Trade Me shares halted as Fairfax sees $1.5 bln payday

Shares in Trade Me have been halted as Australian publisher Fairfax Media sells its remaining 51 percent in the New Zealand online auction site.

The shares have been halted to let a bookbuild take place for the sale of Fairfax’s shares, Trade Me said, without disclosing a price. Media reports have put the sale price at A$3.05 a share, a 5.3 percent discount to the A$3.22 closing price on the ASX. The dual-listed shares closed at $4.05 in New Zealand on Friday. Trade Me stock is rated an average ‘hold’ based on eight analyst recommendations compiled by Reuters, with a median target price of $4.10.

“On completion of the sale, Fairfax Digital Holdings NZ Ltd will no longer be a shareholder of Trade Me,” the company said in a statement.

At that price, Fairfax would reap some A$616 million from the sale, or $768.3 million in New Zealand dollar terms at today’s cross-rate of 80.18 Australian cents per NZ dollar.

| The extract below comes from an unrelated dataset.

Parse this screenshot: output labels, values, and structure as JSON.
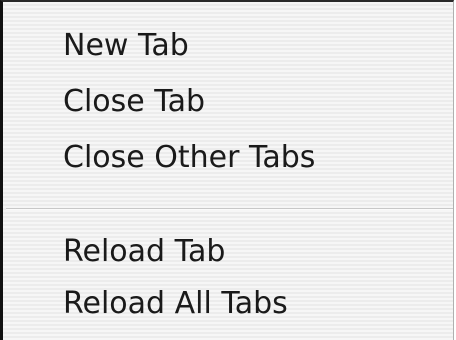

The latest tranche of Fairfax’s exit will mean the media group will have pulled out some $1.5 billion since last year’s partial float and subsequent sell-down and also through saddling Trade Me with $166 million debt. That doesn’t include the $220 million dividend Fairfax extracted in 2011 to cancel related party debt owed to the auction site.

Trade Me has been considered the jewel in Fairfax’s crown, growing revenue and underlying earnings since the media group bought it under former chief executive David Kirk in 2006 for some $700 million, a price considered steep by analysts at the time.

The sale is seen as a move to pay down Fairfax’s mounting debt as it overhauls its business away from printing presses and into the digital world, and is part of a shift away from indebtedness after Rupert Murdoch said the publishing arm of his media empire will be debt-free after the News Corp demerger.

The Australian media group, whose titles include New Zealand’s Dominion Post, Press and Sunday Star Times newspapers, wrote down the value of its goodwill and mastheads by A$2.8 billion in the latest financial year, on top of the A$1 billion charge it has taken since 2010.

Shares in Fairfax fell 5.6 percent to 51 Australian on Friday, and have plunged 29 percent this year. The stock is rated an average ‘hold’ based on 13 analyst recommendations compiled by Reuters, with a median target price of 44 Australian cents.